The three-parter opens with the death of a housekeeper for a prominent Black family in Baltimore, led by Jones. Gee and Pembleton’s defensiveness regarding an investigation into such a beloved figure impacts how they approach the case, even as evidence starts to point to the patriarch or his son, played by Wright. The Jones/Wright material over these three episodes sometimes feels incongruent with the developing investigation into the Mahoney shooting that ended the fifth season, and a case involving a Yankees fan being shot at Camden Yards in the middle episode is kinda silly, but it’s on this list because of its closing scenes in this final episode of the arc, which display some truly powerhouse acting. 


“The Subway” (season 6, episode 4)


Arguably the most famous episode of Homicide: Life On The Street, this is the one that has cemented itself in the brain stem of anyone who has to ride the subway on a regular basis. Terrifying and tragic in equal measure, it’s almost a two-man show between Braugher and Vincent D’Onofrio as a guy who either trips or is pushed into an oncoming train, pinning him between the vehicle and the platform. Turning his legs around “like a rubber band,” the poor soul is basically being kept alive by his predicament. In other words, as soon as they move the train, he’s done.

What unfolds is a terrifying study in something that’s both unimaginable but also easy to comprehend for subway riders. As Bayliss tries to figure out exactly what happened and if there’s a homicide here to investigate at all, a man comes to terms with his final minutes on Earth. D’Onofrio is spectacular, ping-ponging through anger, denial, and pain as Braugher brilliantly cedes most of the big emotional beats to him. Pembleton is often remembered for being larger than life in loud interrogation scenes, but this is one of Braugher’s subtlest episodes.
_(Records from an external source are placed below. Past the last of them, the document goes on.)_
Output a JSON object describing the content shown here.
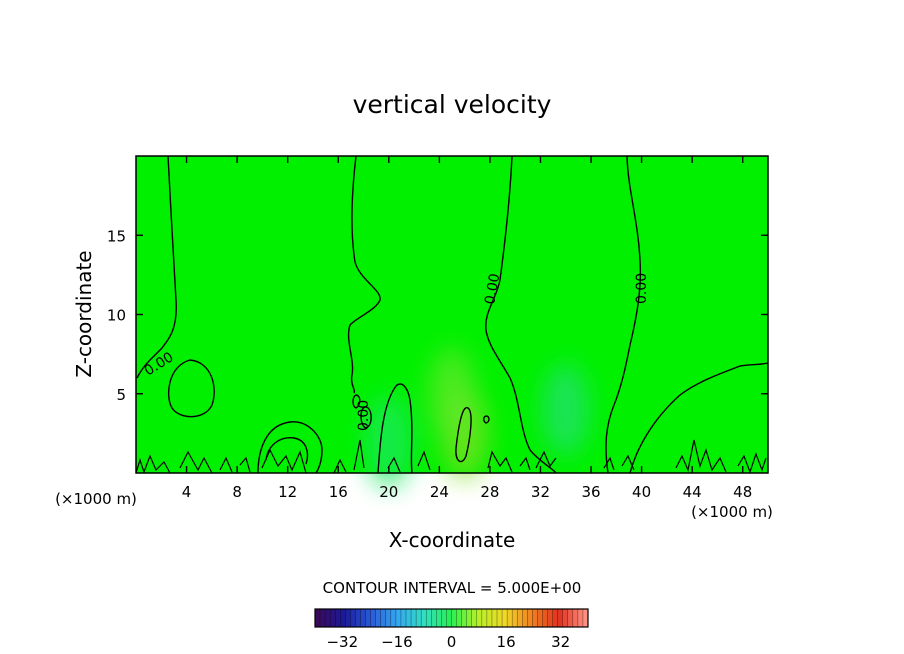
{
  "chart_data": {
    "type": "heatmap",
    "title": "vertical velocity",
    "xlabel": "X-coordinate",
    "ylabel": "Z-coordinate",
    "x_unit": "(×1000 m)",
    "z_unit": "(×1000 m)",
    "xlim": [
      0,
      50
    ],
    "ylim": [
      0,
      20
    ],
    "x_ticks": [
      4,
      8,
      12,
      16,
      20,
      24,
      28,
      32,
      36,
      40,
      44,
      48
    ],
    "y_ticks": [
      5,
      10,
      15
    ],
    "contour_interval_text": "CONTOUR INTERVAL = 5.000E+00",
    "contour_label": "0.00",
    "background_color": "#00f000",
    "colorbar": {
      "range": [
        -40,
        40
      ],
      "ticks": [
        -32,
        -16,
        0,
        16,
        32
      ],
      "colors": [
        "#3a0a5a",
        "#1a1a9a",
        "#2a5ad8",
        "#35a8f0",
        "#30e0c0",
        "#28f050",
        "#b8f028",
        "#f0d828",
        "#f08020",
        "#e03020",
        "#ff9080"
      ]
    },
    "highlights": [
      {
        "x": 26,
        "z": 2.5,
        "value": 4,
        "color": "#80e020"
      },
      {
        "x": 25,
        "z": 5,
        "value": 3,
        "color": "#60e828"
      },
      {
        "x": 34,
        "z": 4,
        "value": -2,
        "color": "#20e070"
      },
      {
        "x": 20,
        "z": 2,
        "value": -1,
        "color": "#18e860"
      }
    ]
  }
}
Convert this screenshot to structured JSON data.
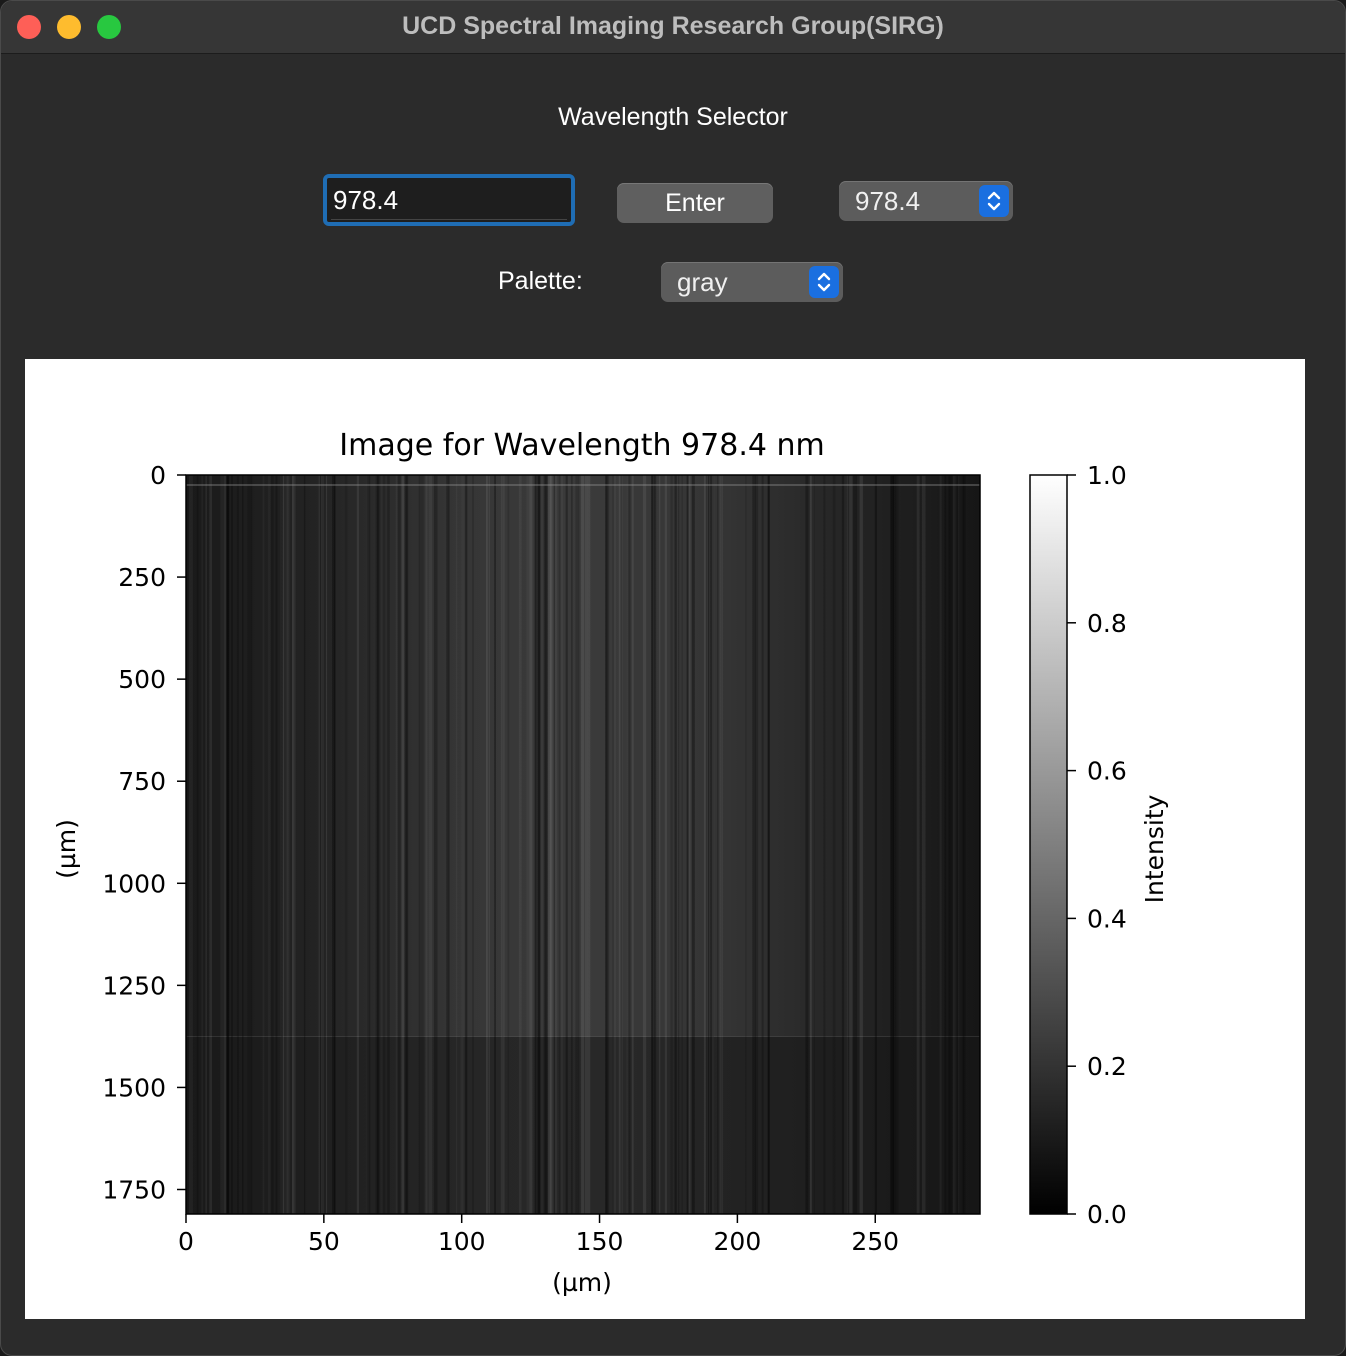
{
  "window": {
    "title": "UCD Spectral Imaging Research Group(SIRG)"
  },
  "controls": {
    "section_label": "Wavelength Selector",
    "wavelength_input_value": "978.4",
    "enter_label": "Enter",
    "wavelength_select_value": "978.4",
    "palette_label": "Palette:",
    "palette_select_value": "gray"
  },
  "chart_data": {
    "type": "heatmap",
    "title": "Image for Wavelength 978.4 nm",
    "xlabel": "(µm)",
    "ylabel": "(µm)",
    "colormap": "gray",
    "x_ticks": [
      0,
      50,
      100,
      150,
      200,
      250
    ],
    "y_ticks": [
      0,
      250,
      500,
      750,
      1000,
      1250,
      1500,
      1750
    ],
    "xlim": [
      0,
      288
    ],
    "ylim": [
      1810,
      0
    ],
    "colorbar": {
      "label": "Intensity",
      "ticks": [
        "0.0",
        "0.2",
        "0.4",
        "0.6",
        "0.8",
        "1.0"
      ],
      "range": [
        0.0,
        1.0
      ]
    }
  }
}
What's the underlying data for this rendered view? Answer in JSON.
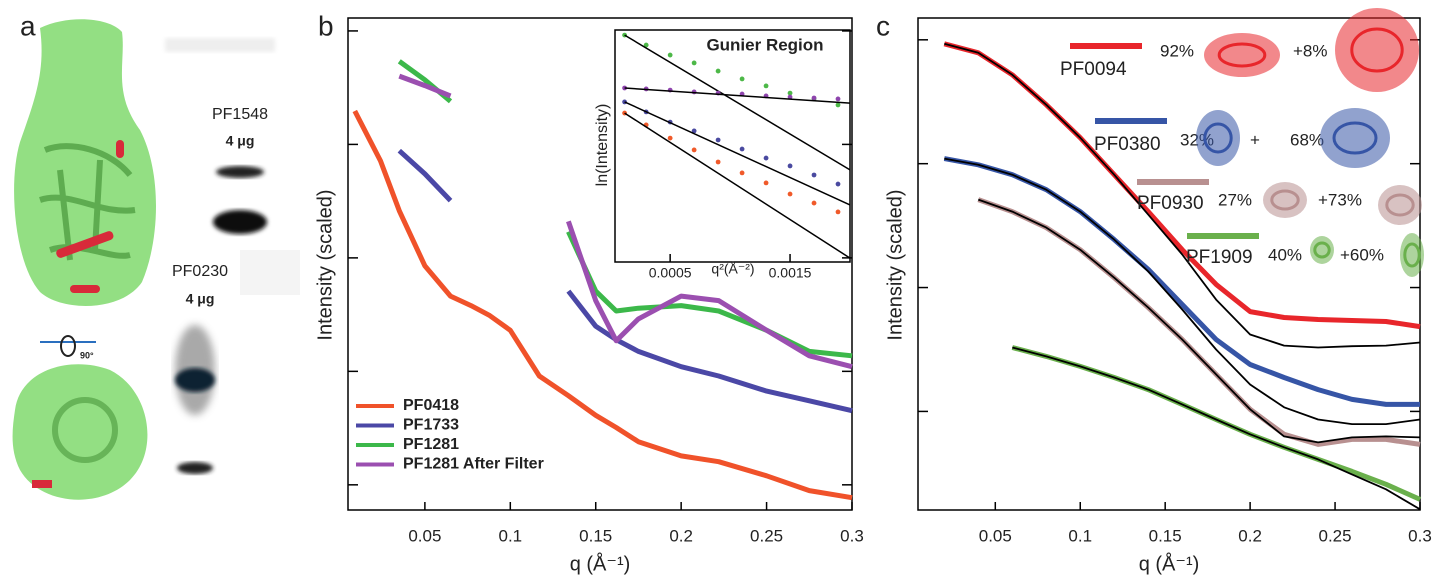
{
  "panel_a": {
    "label": "a",
    "gels": [
      {
        "name": "PF1548",
        "amount": "4 μg"
      },
      {
        "name": "PF0230",
        "amount": "4 μg"
      }
    ],
    "rotation": "90°"
  },
  "chart_data": [
    {
      "type": "line",
      "panel": "b",
      "x_label": "q (Å⁻¹)",
      "y_label": "Intensity (scaled)",
      "log_y": true,
      "xlim": [
        0.005,
        0.3
      ],
      "ylim": [
        0.0006,
        13
      ],
      "xticks": [
        0.05,
        0.1,
        0.15,
        0.2,
        0.25,
        0.3
      ],
      "yticks": [
        0.001,
        0.01,
        0.1,
        1,
        10
      ],
      "legend": "lower left",
      "x": [
        0.009,
        0.024,
        0.035,
        0.05,
        0.065,
        0.077,
        0.088,
        0.1,
        0.117,
        0.134,
        0.15,
        0.162,
        0.175,
        0.2,
        0.222,
        0.25,
        0.275,
        0.3
      ],
      "series": [
        {
          "name": "PF0418",
          "color": "#f0522a",
          "values": [
            1.97,
            0.716,
            0.26,
            0.085,
            0.046,
            0.038,
            0.031,
            0.023,
            0.0091,
            0.0061,
            0.0041,
            0.0032,
            0.0024,
            0.0018,
            0.0016,
            0.0012,
            0.00089,
            0.00077
          ]
        },
        {
          "name": "PF1733",
          "color": "#4b48a6",
          "values": [
            2.67,
            null,
            0.88,
            0.55,
            0.32,
            null,
            null,
            0.115,
            null,
            0.051,
            0.025,
            0.019,
            0.015,
            0.011,
            0.0091,
            0.0067,
            0.0055,
            0.0045
          ]
        },
        {
          "name": "PF1281",
          "color": "#3cb84a",
          "values": [
            11.7,
            null,
            5.4,
            3.7,
            2.4,
            null,
            null,
            0.72,
            null,
            0.17,
            0.051,
            0.034,
            0.036,
            0.038,
            0.034,
            0.023,
            0.015,
            0.0137
          ]
        },
        {
          "name": "PF1281 After Filter",
          "color": "#9b4fb0",
          "values": [
            4.6,
            null,
            4.0,
            3.3,
            2.67,
            null,
            null,
            0.88,
            null,
            0.21,
            0.042,
            0.0186,
            0.029,
            0.046,
            0.042,
            0.023,
            0.0137,
            0.011
          ]
        }
      ]
    },
    {
      "type": "scatter",
      "title": "Gunier Region",
      "x_label": "q²(Å⁻²)",
      "y_label": "ln(Intensity)",
      "xlim": [
        4e-05,
        0.002
      ],
      "ylim": [
        0,
        10
      ],
      "xticks": [
        0.0005,
        0.0015
      ],
      "x": [
        0.00012,
        0.0003,
        0.0005,
        0.0007,
        0.0009,
        0.0011,
        0.0013,
        0.0015,
        0.0017,
        0.0019
      ],
      "fit_x": [
        0.00012,
        0.002
      ],
      "fit_color": "#000000",
      "series": [
        {
          "color": "#4db848",
          "values": [
            9.78,
            9.35,
            8.92,
            8.58,
            8.23,
            7.89,
            7.59,
            7.28,
            7.03,
            6.77
          ],
          "fit": [
            9.78,
            3.97
          ]
        },
        {
          "color": "#8e44ad",
          "values": [
            7.5,
            7.46,
            7.41,
            7.33,
            7.28,
            7.24,
            7.16,
            7.11,
            7.07,
            7.03
          ],
          "fit": [
            7.5,
            6.85
          ]
        },
        {
          "color": "#4a4aa0",
          "values": [
            6.9,
            6.47,
            6.03,
            5.65,
            5.26,
            4.87,
            4.48,
            4.14,
            3.75,
            3.36
          ],
          "fit": [
            6.9,
            2.46
          ]
        },
        {
          "color": "#f05a2a",
          "values": [
            6.42,
            5.91,
            5.34,
            4.83,
            4.31,
            3.84,
            3.41,
            2.93,
            2.54,
            2.16
          ],
          "fit": [
            6.42,
            0.17
          ]
        }
      ]
    },
    {
      "type": "line",
      "panel": "c",
      "x_label": "q (Å⁻¹)",
      "y_label": "Intensity (scaled)",
      "log_y": true,
      "xlim": [
        0.0045,
        0.3
      ],
      "ylim": [
        0.0016,
        15
      ],
      "xticks": [
        0.05,
        0.1,
        0.15,
        0.2,
        0.25,
        0.3
      ],
      "yticks": [
        0.01,
        0.1,
        1,
        10
      ],
      "legend": "upper right",
      "fit_color": "#000000",
      "x": [
        0.02,
        0.04,
        0.06,
        0.08,
        0.1,
        0.12,
        0.14,
        0.16,
        0.18,
        0.2,
        0.22,
        0.24,
        0.26,
        0.28,
        0.3
      ],
      "series": [
        {
          "name": "PF0094",
          "color": "#e8262b",
          "composition": [
            "92%",
            "+8%"
          ],
          "values": [
            9.29,
            7.85,
            5.22,
            2.99,
            1.62,
            0.815,
            0.41,
            0.202,
            0.106,
            0.064,
            0.0573,
            0.0552,
            0.0542,
            0.0532,
            0.0484
          ],
          "fit": [
            9.29,
            7.85,
            5.22,
            2.99,
            1.62,
            0.815,
            0.388,
            0.185,
            0.08,
            0.0418,
            0.034,
            0.0328,
            0.0336,
            0.034,
            0.036
          ]
        },
        {
          "name": "PF0380",
          "color": "#3655a6",
          "composition": [
            "32%",
            "+",
            "68%"
          ],
          "values": [
            1.1,
            0.98,
            0.815,
            0.617,
            0.41,
            0.244,
            0.14,
            0.073,
            0.0381,
            0.0239,
            0.0188,
            0.015,
            0.0125,
            0.0114,
            0.0114
          ],
          "fit": [
            1.1,
            0.98,
            0.815,
            0.617,
            0.41,
            0.244,
            0.135,
            0.0665,
            0.0316,
            0.0165,
            0.0108,
            0.0086,
            0.0079,
            0.0079,
            0.0086
          ]
        },
        {
          "name": "PF0930",
          "color": "#b89090",
          "composition": [
            "27%",
            "+73%"
          ],
          "values": [
            null,
            0.513,
            0.41,
            0.305,
            0.202,
            0.12,
            0.069,
            0.0381,
            0.0199,
            0.0104,
            0.00653,
            0.00542,
            0.00594,
            0.00594,
            0.00542
          ],
          "fit": [
            null,
            0.513,
            0.41,
            0.305,
            0.202,
            0.12,
            0.069,
            0.0381,
            0.0199,
            0.0104,
            0.00628,
            0.00562,
            0.00617,
            0.00628,
            0.00617
          ]
        },
        {
          "name": "PF1909",
          "color": "#6ab04c",
          "composition": [
            "40%",
            "+60%"
          ],
          "values": [
            null,
            null,
            0.0328,
            0.0278,
            0.0231,
            0.0188,
            0.015,
            0.0114,
            0.0086,
            0.00653,
            0.00513,
            0.0041,
            0.00328,
            0.00258,
            0.00195
          ],
          "fit": [
            null,
            null,
            0.0328,
            0.0278,
            0.0231,
            0.0188,
            0.015,
            0.0114,
            0.0086,
            0.00653,
            0.00513,
            0.0041,
            0.0031,
            0.00235,
            0.00162
          ]
        }
      ]
    }
  ]
}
This was the only season for which Homicide won an acting Emmy for Braugher, and “The Subway” makes it easy to see why he was finally too undeniable to snub again.


“Lines Of Fire” (season 7, episode 20)

There were a lot of cool directors over the run of Homicide, including Levinson, Mark Pellington, Mary Harron, and Alan Taylor, but one of its best was a future Oscar winner: Kathryn Bigelow. She took the directorial reins on the standout episode of what could be called the lost season of Homicide. By this point, most of the original cast, including Braugher, had left the show, and the producers were desperately trying to fill roles with new faces, most notably Giancarlo Esposito as Gee’s son. In this one, Esposito goes against a fantastic Ron Eldard as a man who has taken his two children hostage and turned on the gas. Taking place almost entirely in the stairwell outside the hostage situation, it’s a tense hour of television, pumped up by its lead performances and Bigelow’s undeniable skill with pacing.

The rails had pretty much come off what Homicide used to be, and one could argue that it’s just not the same show without Braugher (who would return for the closure of Homicide: The Movie, along with almost everyone else), but the truth is that this hour of TV would be one of the best of 2024 if it aired today. It’s evidence of how far ahead of its time Homicide was when it came to storytelling, character, and world-building, packing more into even a past-its-prime episode than a lot of modern shows do into an entire season.